Maximising the power of IP: Inventia's 3D bioprinting

Here's how an Australian owned company revolutionised 3D cell biology and successfully commercialised its intellectual property (IP) in the process.

Inventia develop, manufacture and sell equipment and reagents for advanced medical research assays by means of 3D bioprinting. RASTRUM™️ is a bench-top medical device that prints 3D cell models, using living human cells, quickly and efficiently within a safe, self-contained environment.

Inventia has used a combination of IP rights to protect their business. Hear about their their journey to commercialisation and IP protection.

Inventia Life Science was created in 2013. I had the idea of producing a 3D bioprinting. For the last 40 years or so, anyone that growing cells in the laboratory to do research, they grow the cells on a plastic surface as a monolayer of cells. The idea of producing a 3D model has already been very well established in science that they are much better, much more reliable.

However, there is no way to mass produce those models at an effective way or even being
reproducible. And that's what this machine does. It produces a high number of individual
3D models. Very low cost and very fast.

Our first patent was filed in 2015 and that was a process planned around our first biological application. And that patent has just been granted in Australia and the US and Europe this year.

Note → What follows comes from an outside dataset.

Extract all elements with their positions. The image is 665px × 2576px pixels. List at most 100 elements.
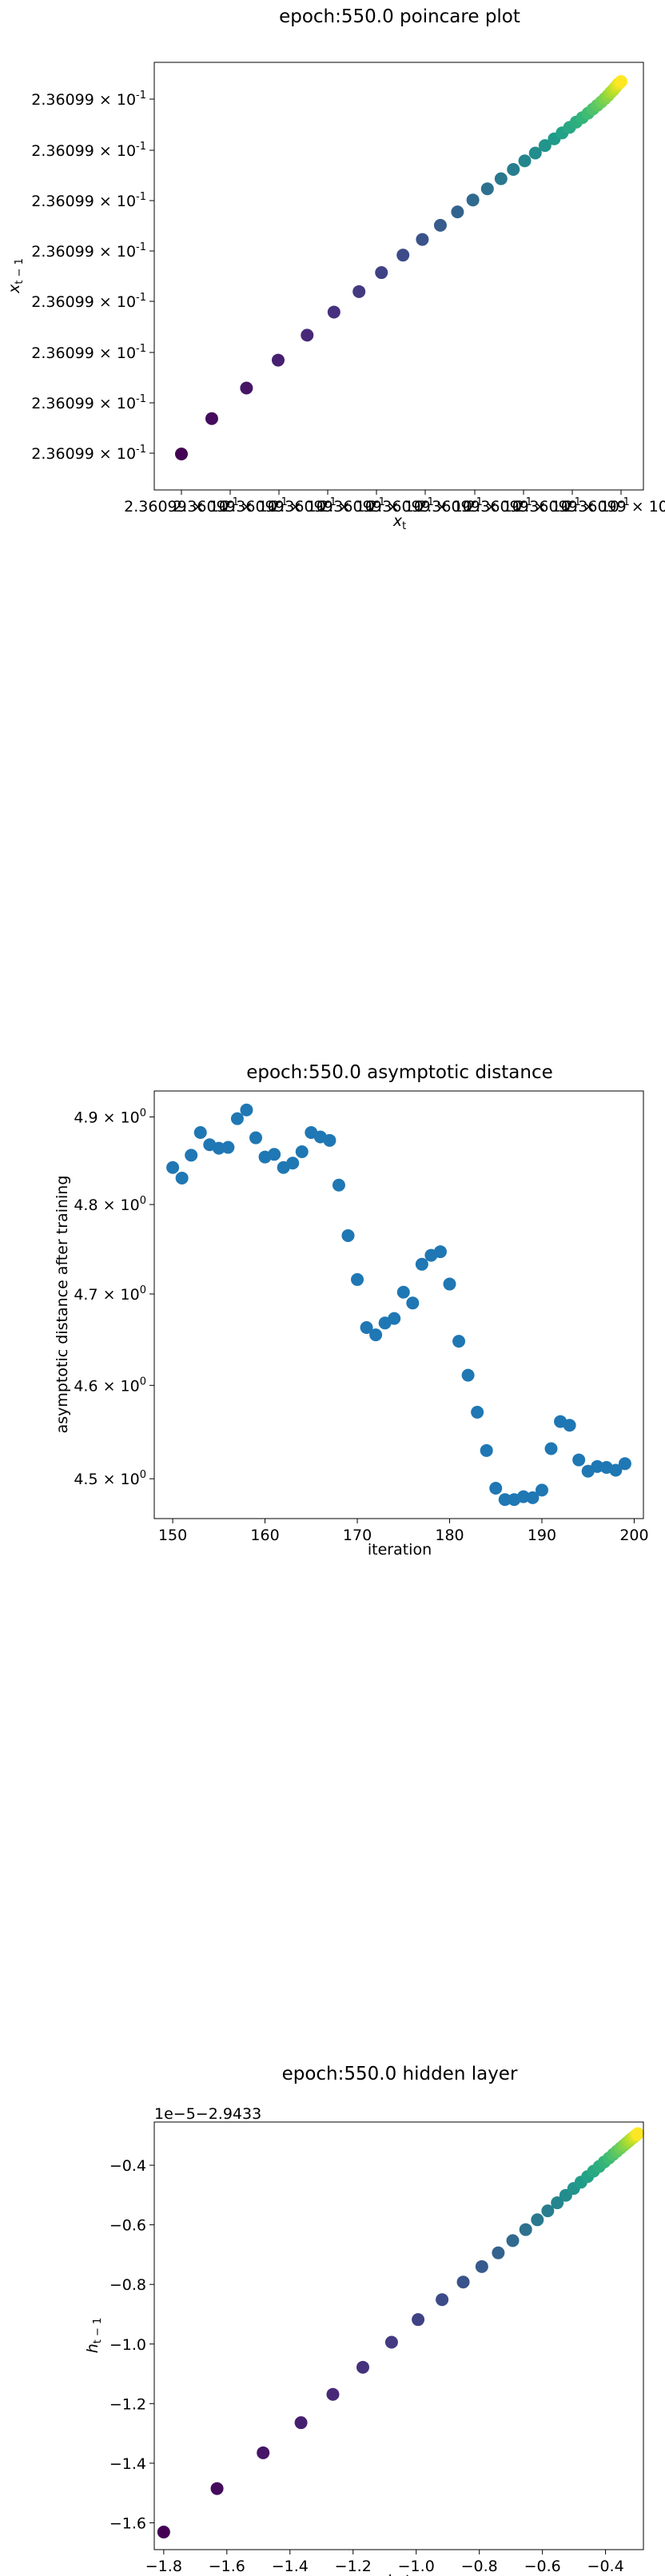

On the bioprinter we have a number of patents there. Part of the product is a consumable, so that is a really critical part of our product, as it the primary revenue drivers
because it's an ongoing consumable product that our customers use. And in order to protect that cartridge, that consumable, we filed design protection for the cartridge design. So that protects the the look and the shape and the kind of detail inside the cartridge. And so that was the strategy we took for our consumable to protect it.

The process for a design protection seemed a lot more straightforward than the patent applications, as there's less detail required. But you're only protecting, I guess, the look and shape of your product, rather than the actual technology the, underlying technology. So it's a
little bit different. But for that particular piece of the product it was, I think, the most appropriate protection that we could get for it.

We decided to cover the biggest market for the applications we made and that means that whatever we do here, we have to ensure that it's been done overseas. And the plan for this business is to grow overseas. You have to think about overall in terms of the whole business,
what is that strategy? Just for an example, if you today you go and type 'Rostrum' on the internet, but the first thing to appear now is that brass with our printer. It's a very rare used name and if you make that investment in the marketing of that name, you want to protect that name to avoid anyone start to copy it. And that logo has a very distinct look. It means that people can associate, can easily recognise the brand.

So we we have a long standing relationship with design and industry who helped us, I guess, take Rastrum from a prototype to a product. That has been a really successful relationship
and I think they were instrumental in really bringing about the look and feel of the machine. Having a strong brand is crucial to the success of a product so we wanted to build something that was a bit more, I guess, flamboyant and a bit more eye-catching and interesting for researchers in a lab. I think the design is really critical to kind of, I guess, capturing people's imagination.

We are developing a very new and innovative technology and that's really what it's about is protecting all of the development work and protecting innovation so that we can commercialise and become a successful and sustainable business based in Australia.

Please note: case studies are examples of the way individual organisations have chosen to manage their IP. These studies don't provide advice and your experience may be different.